Dr. Nigel Priestley started university at the age of 16, graduating with BE (Honours, 1st class) at age 20 from the University of Canterbury.  Dr. Priestley continued his schooling at the University of Canterbury and completed his PhD at age 23 in 1966.

Following his PhD, Dr. Priestley spent the 10 years between 1966 and 1976 working as head of the Structures Laboratory of the Ministry of Works (MoW) Central Laboratories in Lower Hutt.  At the MoW, he led extensive studies on both bridges and buildings.  While working at the MoW, Dr. Priestley was also involved in consulting, mainly as a proof engineer for major railway bridges such as the 5th Rangitikei railbridge.

Over the period from 1976-1986, Dr. Priestley was on the faculty at the University of Canterbury. During this time, he conducted extensive research on the seismic behaviour of masonry structures in collaboration with Professor Tom Paulay.  In addition, Dr Priestley studied the behaviour of reinforced concrete columns, with a number of his research papers now recognized as the basis for current understanding on the topic.  During 1985 and 1986, Dr Priestley was the president of the New Zealand Society for Earthquake Engineering. Throughout his career, Dr. Priestley has had extensive involvement in NZSEE Study Groups and the preparation of technical publications for the Society.

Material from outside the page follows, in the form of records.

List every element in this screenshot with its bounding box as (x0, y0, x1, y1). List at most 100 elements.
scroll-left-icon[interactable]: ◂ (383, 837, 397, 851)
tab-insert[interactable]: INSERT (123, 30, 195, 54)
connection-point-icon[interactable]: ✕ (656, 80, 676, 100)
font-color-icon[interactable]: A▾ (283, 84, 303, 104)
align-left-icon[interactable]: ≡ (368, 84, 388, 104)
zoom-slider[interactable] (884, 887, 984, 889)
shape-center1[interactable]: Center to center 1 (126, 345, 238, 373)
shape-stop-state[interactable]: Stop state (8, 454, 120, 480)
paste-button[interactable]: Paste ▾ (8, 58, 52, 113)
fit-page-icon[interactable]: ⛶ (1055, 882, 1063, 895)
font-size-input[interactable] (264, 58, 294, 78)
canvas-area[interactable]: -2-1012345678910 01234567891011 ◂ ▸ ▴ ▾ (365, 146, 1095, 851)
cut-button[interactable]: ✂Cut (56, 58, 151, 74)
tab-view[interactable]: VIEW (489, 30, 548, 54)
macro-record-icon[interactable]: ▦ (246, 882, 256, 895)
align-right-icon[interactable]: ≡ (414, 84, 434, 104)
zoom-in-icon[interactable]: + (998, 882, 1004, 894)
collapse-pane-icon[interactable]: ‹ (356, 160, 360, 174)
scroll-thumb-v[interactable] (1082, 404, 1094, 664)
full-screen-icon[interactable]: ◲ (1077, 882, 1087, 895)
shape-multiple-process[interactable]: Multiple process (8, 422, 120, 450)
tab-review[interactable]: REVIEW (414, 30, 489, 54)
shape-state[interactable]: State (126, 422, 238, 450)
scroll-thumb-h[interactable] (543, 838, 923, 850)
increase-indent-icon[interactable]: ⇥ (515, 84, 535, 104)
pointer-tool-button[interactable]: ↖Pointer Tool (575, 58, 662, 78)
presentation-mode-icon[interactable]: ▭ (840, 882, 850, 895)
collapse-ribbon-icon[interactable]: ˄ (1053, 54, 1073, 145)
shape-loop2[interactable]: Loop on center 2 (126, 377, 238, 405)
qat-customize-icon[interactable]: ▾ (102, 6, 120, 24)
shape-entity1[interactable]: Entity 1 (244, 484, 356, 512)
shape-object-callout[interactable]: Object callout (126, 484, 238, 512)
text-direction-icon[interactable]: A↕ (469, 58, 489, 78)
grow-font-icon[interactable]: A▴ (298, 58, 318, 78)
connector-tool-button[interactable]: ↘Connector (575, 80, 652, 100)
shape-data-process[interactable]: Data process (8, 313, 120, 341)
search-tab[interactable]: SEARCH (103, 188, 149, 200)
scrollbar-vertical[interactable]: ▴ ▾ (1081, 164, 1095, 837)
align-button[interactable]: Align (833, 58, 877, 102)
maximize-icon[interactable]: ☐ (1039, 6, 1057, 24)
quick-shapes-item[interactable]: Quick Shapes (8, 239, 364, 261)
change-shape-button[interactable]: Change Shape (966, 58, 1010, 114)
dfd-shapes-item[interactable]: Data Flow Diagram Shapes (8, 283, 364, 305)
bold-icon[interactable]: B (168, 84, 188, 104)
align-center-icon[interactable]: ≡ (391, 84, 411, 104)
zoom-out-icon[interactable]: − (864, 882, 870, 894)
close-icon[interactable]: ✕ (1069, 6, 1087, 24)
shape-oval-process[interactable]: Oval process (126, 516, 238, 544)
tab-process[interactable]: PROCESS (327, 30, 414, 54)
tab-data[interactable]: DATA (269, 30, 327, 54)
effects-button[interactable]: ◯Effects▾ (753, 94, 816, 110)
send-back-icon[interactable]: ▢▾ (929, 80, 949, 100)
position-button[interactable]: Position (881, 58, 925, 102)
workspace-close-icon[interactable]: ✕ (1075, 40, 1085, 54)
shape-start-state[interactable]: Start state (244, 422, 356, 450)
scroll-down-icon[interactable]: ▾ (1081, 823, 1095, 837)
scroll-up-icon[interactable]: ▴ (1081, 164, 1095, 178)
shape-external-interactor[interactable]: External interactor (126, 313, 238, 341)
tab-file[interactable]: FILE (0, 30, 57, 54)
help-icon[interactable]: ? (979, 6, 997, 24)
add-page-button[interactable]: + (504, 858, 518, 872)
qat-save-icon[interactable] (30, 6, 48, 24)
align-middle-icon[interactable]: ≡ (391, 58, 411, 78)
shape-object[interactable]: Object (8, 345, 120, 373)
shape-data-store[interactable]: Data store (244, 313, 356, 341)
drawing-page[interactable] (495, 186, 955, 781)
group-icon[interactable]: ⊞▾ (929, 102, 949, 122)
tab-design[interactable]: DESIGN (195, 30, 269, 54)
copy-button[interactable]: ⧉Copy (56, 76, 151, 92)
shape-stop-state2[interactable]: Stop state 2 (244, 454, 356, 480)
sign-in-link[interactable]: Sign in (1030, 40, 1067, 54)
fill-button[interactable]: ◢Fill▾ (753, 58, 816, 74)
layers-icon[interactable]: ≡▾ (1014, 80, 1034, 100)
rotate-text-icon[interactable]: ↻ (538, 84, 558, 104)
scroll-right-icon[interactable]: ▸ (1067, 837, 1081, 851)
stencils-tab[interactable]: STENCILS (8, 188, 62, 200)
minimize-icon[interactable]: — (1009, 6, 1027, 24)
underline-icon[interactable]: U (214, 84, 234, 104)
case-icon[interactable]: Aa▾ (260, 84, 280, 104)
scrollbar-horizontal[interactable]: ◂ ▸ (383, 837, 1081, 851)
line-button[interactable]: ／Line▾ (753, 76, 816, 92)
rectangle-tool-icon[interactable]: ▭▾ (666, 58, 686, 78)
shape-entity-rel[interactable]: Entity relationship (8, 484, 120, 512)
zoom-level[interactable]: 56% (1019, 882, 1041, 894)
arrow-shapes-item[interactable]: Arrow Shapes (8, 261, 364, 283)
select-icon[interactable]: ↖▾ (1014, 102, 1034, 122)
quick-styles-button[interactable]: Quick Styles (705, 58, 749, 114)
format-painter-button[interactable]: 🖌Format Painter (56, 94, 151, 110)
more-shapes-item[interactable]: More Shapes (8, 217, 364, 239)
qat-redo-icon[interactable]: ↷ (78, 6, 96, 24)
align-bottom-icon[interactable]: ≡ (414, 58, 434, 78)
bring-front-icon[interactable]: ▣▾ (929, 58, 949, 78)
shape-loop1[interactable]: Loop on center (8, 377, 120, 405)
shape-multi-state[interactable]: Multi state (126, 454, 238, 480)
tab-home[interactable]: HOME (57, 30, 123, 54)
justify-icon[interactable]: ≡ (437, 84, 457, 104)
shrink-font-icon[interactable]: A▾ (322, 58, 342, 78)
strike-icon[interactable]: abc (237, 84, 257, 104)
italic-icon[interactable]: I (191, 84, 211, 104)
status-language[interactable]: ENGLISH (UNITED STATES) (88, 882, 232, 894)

In 1986, Dr Priestley joined the faculty at University of California, San Diego, where he was a Professor for 14 years and continues to be Professor Emeritus.  While he was at UCSD, Dr. Priestley conducted extensive research into the seismic design of concrete bridges.  During his last three years at UCSD, Dr. Priestley received a special appointment as a visiting fellow funded by the New Zealand Earthquake Commission. Shortly thereafter, Dr. Priestley started his tenure as Co-Director of the ROSE school in Pavia, Italy.  He served in that capacity until 2007.  At the ROSE school, Dr. Priestley was involved in the advising of MS and PhD students, teaching courses in Earthquake Engineering, and working with other ROSE school faculty in setting the curriculum for the unique program.

Dr. Priestley has received numerous honours, including honorary doctorates from ETH, Zurich, and Cujo, Argentina.  He has published more than 450 papers, mainly on earthquake engineering, and received numerous awards for his research.  Nigel is co-author of three seismic design books “Seismic Design of Concrete and Masonry Buildings”, “Seismic Design and Retrofit of Bridges”, and “Displacement-Based Seismic Design of Structures” and has served as the primary advisor for 27 Ph.D. students and numerous MS students.

Dr. Priestley has had a profound impact on three institutions of higher education: The University of Canterbury, University of California, San Diego, and the ROSE School. Along with other colleagues at these institutions, his presence and efforts brought prominence to each of these institutions.